Susan Costello Tennyson

Susan Costello Tennyson joined World Savvy as our Chief Program Officer in September 2019. With over 20 years of experience in education and administration, she has served as a school counselor/psychologist, director of student support services, and administrator in teaching and learning. She served the Cairo American College (Egypt) learning community from 2004-2012.  Most recently, as an administrator in Edina, Susan was tasked with advancing global competence education across the district after it was identified as an essential skill and added to the Edina Public Schools Profile of a Graduate. Partnering with the Edina Ed Fund and an anonymous donor, Susan was able to support 10 educators through the Global Competence Certificate (GCC) program designed by World Savvy.  These teachers then became anchors for the practice, providing leadership and professional development to other educators.  Susan was also able to facilitate several World Savvy Classroom experiences with Edina Public Schools, and served as a general volunteer and judge with World Savvy Classrooms. She is incredibly excited and honored to now be a part of World Savvy and lead the program team during this exciting time of growth.
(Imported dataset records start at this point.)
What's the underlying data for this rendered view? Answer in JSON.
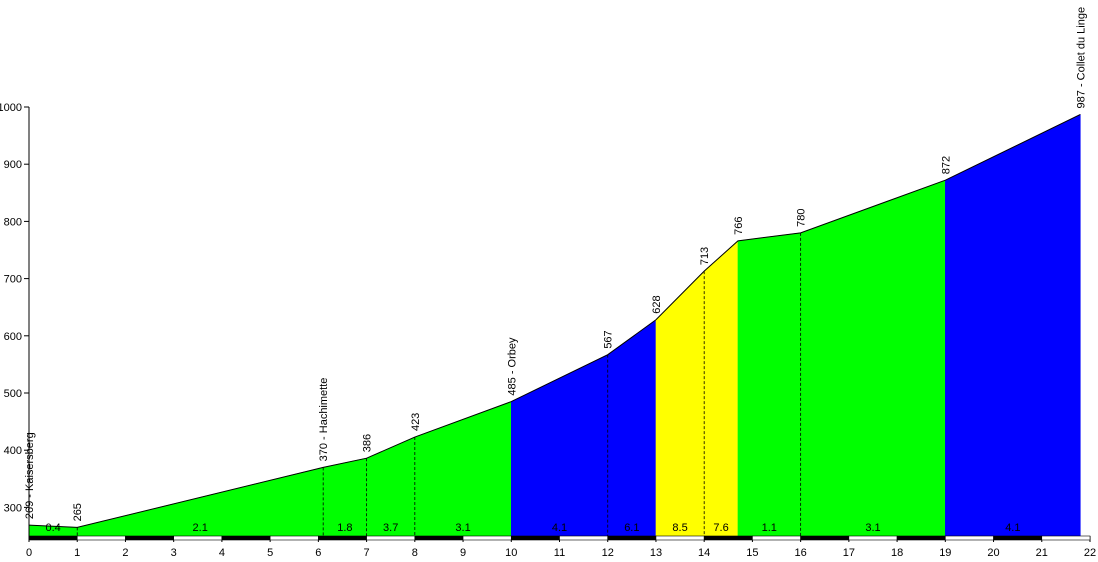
{
  "chart_data": {
    "type": "area",
    "title": "",
    "xlabel": "",
    "ylabel": "",
    "xlim": [
      0,
      22
    ],
    "ylim": [
      250,
      1000
    ],
    "x_ticks": [
      "0",
      "1",
      "2",
      "3",
      "4",
      "5",
      "6",
      "7",
      "8",
      "9",
      "10",
      "11",
      "12",
      "13",
      "14",
      "15",
      "16",
      "17",
      "18",
      "19",
      "20",
      "21",
      "22"
    ],
    "y_ticks": [
      "300",
      "400",
      "500",
      "600",
      "700",
      "800",
      "900",
      "1000"
    ],
    "profile": [
      {
        "x": 0,
        "y": 269,
        "label": "269 - Kaisersberg"
      },
      {
        "x": 1,
        "y": 265,
        "label": "265"
      },
      {
        "x": 6.1,
        "y": 370,
        "label": "370 - Hachimette"
      },
      {
        "x": 7,
        "y": 386,
        "label": "386"
      },
      {
        "x": 8,
        "y": 423,
        "label": "423"
      },
      {
        "x": 10,
        "y": 485,
        "label": "485 - Orbey"
      },
      {
        "x": 12,
        "y": 567,
        "label": "567"
      },
      {
        "x": 13,
        "y": 628,
        "label": "628"
      },
      {
        "x": 14,
        "y": 713,
        "label": "713"
      },
      {
        "x": 14.7,
        "y": 766,
        "label": "766"
      },
      {
        "x": 16,
        "y": 780,
        "label": "780"
      },
      {
        "x": 19,
        "y": 872,
        "label": "872"
      },
      {
        "x": 21.8,
        "y": 987,
        "label": "987 - Collet du Linge"
      }
    ],
    "segments": [
      {
        "from": 0,
        "to": 1,
        "gradient": "0.4",
        "color": "#00ff00"
      },
      {
        "from": 1,
        "to": 6.1,
        "gradient": "2.1",
        "color": "#00ff00"
      },
      {
        "from": 6.1,
        "to": 7,
        "gradient": "1.8",
        "color": "#00ff00"
      },
      {
        "from": 7,
        "to": 8,
        "gradient": "3.7",
        "color": "#00ff00"
      },
      {
        "from": 8,
        "to": 10,
        "gradient": "3.1",
        "color": "#00ff00"
      },
      {
        "from": 10,
        "to": 12,
        "gradient": "4.1",
        "color": "#0000ff"
      },
      {
        "from": 12,
        "to": 13,
        "gradient": "6.1",
        "color": "#0000ff"
      },
      {
        "from": 13,
        "to": 14,
        "gradient": "8.5",
        "color": "#ffff00"
      },
      {
        "from": 14,
        "to": 14.7,
        "gradient": "7.6",
        "color": "#ffff00"
      },
      {
        "from": 14.7,
        "to": 16,
        "gradient": "1.1",
        "color": "#00ff00"
      },
      {
        "from": 16,
        "to": 19,
        "gradient": "3.1",
        "color": "#00ff00"
      },
      {
        "from": 19,
        "to": 21.8,
        "gradient": "4.1",
        "color": "#0000ff"
      }
    ],
    "colors": {
      "green": "#00ff00",
      "blue": "#0000ff",
      "yellow": "#ffff00"
    },
    "grid": false,
    "legend": "none"
  }
}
Susan holds a B.A. in Child Development and Family Studies, M.A. in Professional School Counseling,  Ed.S. in Counseling and Psychological Services, and completed a K-12 Principal licensure program. 

In her spare time, Susan enjoys reading – for both personal and professional purposes – baking, and spending time with her grandchildren. She enjoys travel and has travelled all over the world with students, with her most memorable experience being a travel-based learning experience to an orangutan refuge in Borneo. However, she intentionally lives in Minnesota because of the rich diversity the Twin Cities metro area offers.  Susan is also an immigrant from Ireland and would consider herself a “third culture kid,” which makes her especially aware of the necessity for the mindset, values and behaviors that make up global competency. She is excited to be living in a time where it is no longer considered “nice” to be globally competent, but essential.